As far as Exley can tell, Wilson’s death hardly registers at all on the national consciousness, and one fears that 35 years later the publication of the great writer’s literary criticism and reviews (by the Library of America, in volumes covering 1920-1930, 1930-1940) will not raise many eyebrows, either. This is to our great loss.

In these two volumes, a sliver of Wilson’s contribution to American literature, are riches upon riches. The pages wait patiently to be discovered.

Take Wilson’s wonderful essay “Houdini” (“Houdini is a short strong stocky man with small feet and a very large head”); or “Edith Wharton” (“Her novels about New York are written with a corrosive scorn which sees the soul and intelligence of men ground down and finally destroyed by the weight of material possessions and the pressure of money-getting”); or try “Pope and Tennyson” (“Do we not reject much of Tennyson – and of so many of his contemporaries – because we suspect them of exaggerating the dignity of their emotions?”)

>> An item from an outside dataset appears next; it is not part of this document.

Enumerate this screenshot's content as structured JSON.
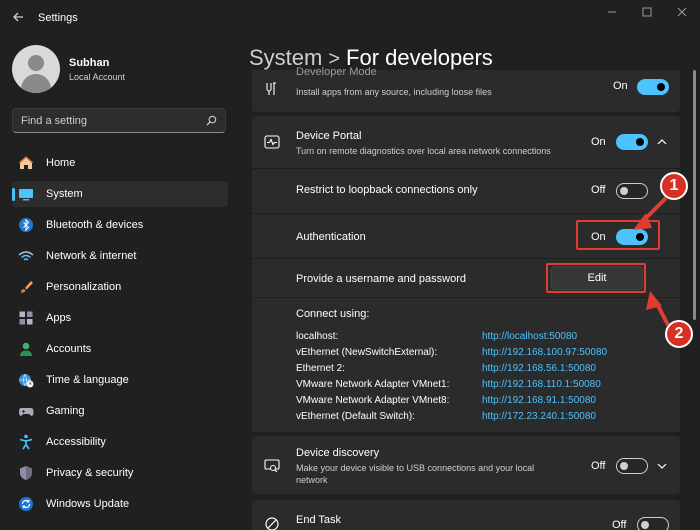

But it’s in “Dickens: the Two Scrooges,” the opening essay of The Wound and the Bow (1941), in his rehabilitation of Charles Dickens, who had suffered years of condescension and abuse (especially at the hands of the Bloomsbury group), that Wilson rises like a terrifying god to set the record straight.

“It is the purpose of this essay to show that we may find in Dickens’ work today a complexity and a depth to which even Gissing and Shaw have hardly, it seems to me, done justice – an intellectual and artistic interest which makes Dickens loom very large in the whole perspective of the literature of the West.”

He proceeds to do that very thing, and modern Dickens scholarship is born.

Grade: A

Both Edmund Wilson: Literary Essays and Reviews of the 1920s & 1930s and 1930s & 40s are currently available.